Tuttavia così non è. La tranquilla vita domestica viene sconvolta quando si palesa un lontano cugino, il fascinoso Charles Blackwood (Sebastian Stan), che inizia a cercare di sedurre Constance e a imporre in maniera despota la propria volontà. Non solo, quasi prendendo il posto del padre, si appropria della sua stanza, dei suoi vestiti e così via … Le sue mire di arrampicatore senza scrupoli sono piuttosto palesi, almeno per l’ostile Merricat (e per noi), ma Constance, che dopo il trauma della perdita dei congiunti è piuttosto evanescente, ne è soggiogata.
Il mistero del parricidio e matricidio, come l’obbiettivo ultimo di Charles, o dove porterà il crescendo di rabbia all’interno della proprietà dei Blackwood è scontato in Mistero al castello Blackwood. Il colpo di scena finale è quasi comandato (e addirittura è anticipato nel trailer!!). Allo stesso tempo, però, il climax riesce a comunicare una profonda angoscia a noi che seguiamo la vicenda.
Claustrofobico come un racconto di Edgar Allan Poe, in stile La caduta della casa degli Usher, è la condizione di prigioniere in una gabbia dorata, più che la magione in se, che ricorda il classico letterario (dell’influsso del quale probabilmente risente anche il libro da cui il lungometraggio è stato tratto).
Vagamente affine anche a horror d’atmosfera quali il recente The Lodgers – Non Infrangere le Regole di Brian O’Malley (la nostra recensione), in Mistero al castello Blackwood non c’è nulla di realmente paranormale, se non un sentore strisciante, un’aura che ammanta soprattutto Marricot e le sue pratiche magiche, elemento che aumenta lo sparsamente e punta a confondere lo spettatore e ad ammantare di ulteriore oscurità l’insieme. Diversamente dal regista irlandese, i cui scenari sono ben più fatiscenti, qui si assiste a un dramma da camera senza via di fuga, in cui le dinamiche di un microcosmo maledetto vengono stravolte da un nuovo arrivato, Charles, con un apice tragico.

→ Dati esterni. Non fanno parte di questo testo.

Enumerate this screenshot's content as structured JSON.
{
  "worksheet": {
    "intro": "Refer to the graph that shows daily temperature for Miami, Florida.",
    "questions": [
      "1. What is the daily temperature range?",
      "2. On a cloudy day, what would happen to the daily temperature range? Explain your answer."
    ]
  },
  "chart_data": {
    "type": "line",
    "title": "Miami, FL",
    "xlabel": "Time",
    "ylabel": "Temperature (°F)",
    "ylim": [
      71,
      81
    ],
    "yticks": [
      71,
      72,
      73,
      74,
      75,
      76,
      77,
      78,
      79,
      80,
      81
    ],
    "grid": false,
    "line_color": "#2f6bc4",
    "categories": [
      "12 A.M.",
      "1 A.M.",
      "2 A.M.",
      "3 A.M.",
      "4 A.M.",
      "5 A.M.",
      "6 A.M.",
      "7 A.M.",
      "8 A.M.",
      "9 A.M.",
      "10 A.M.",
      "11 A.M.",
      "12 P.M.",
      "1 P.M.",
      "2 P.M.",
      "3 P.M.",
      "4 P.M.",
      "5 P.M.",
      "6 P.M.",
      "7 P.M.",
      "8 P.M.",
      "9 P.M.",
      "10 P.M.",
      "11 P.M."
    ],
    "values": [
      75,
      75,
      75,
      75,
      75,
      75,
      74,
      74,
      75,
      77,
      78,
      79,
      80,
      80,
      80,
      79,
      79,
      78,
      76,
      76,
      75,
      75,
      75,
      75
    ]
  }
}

Sono i protagonisti, le loro dinamiche interiori, i loro atteggiamenti e reazioni a riempire l’intera pellicola di Stacie Passon, lasciando alla paura un ruolo solo marginale. In tal senso la spavalda e altamente aggressiva natura di Charles è resa bene dalla recitazione di Sebastian Stan.
Anche la performance di Alexandra Daddario, la cui sorridente Constance pare sempre essere sull’orlo di una crisi di nervi è convincente, anche se la psicologia del suo personaggio è a tratti poco chiara (l’attaccamento al nuovo arrivato e il mutamento del suo rapporto con la sorella sono faticosamente comprensibili nell’arco di poco più di una settimana).
Interessante è, comunque sia, il rapporto – passato e presente – delle figlie col padre scomparso, il cui spettro aleggia ancora sulla casa e che determina gli atteggiamenti di entrambe. È proprio la sua incombente presenza a dare il via a un pericoloso processo di sostituzione. Ultima, Taissa Farmiga replica il ruolo convenzionale di giovane insicura ed emarginata che ricopriva già in American Horror Story: Murder House. Varia solo l’ambientazione negli anni ’60.
In definitiva, Mistero al castello Blackwood risulta riuscito come diario di una condivisa sociopatia o psicosi, nata dal rifiuto sociale e dall’oppressione di figure maschili (una solo suggerita, l’altra suo doppio mostrata), più che narrazione del terrore, scavando nell’interiorità dei suoi personaggi per far emergere i fantasmi dello spirito.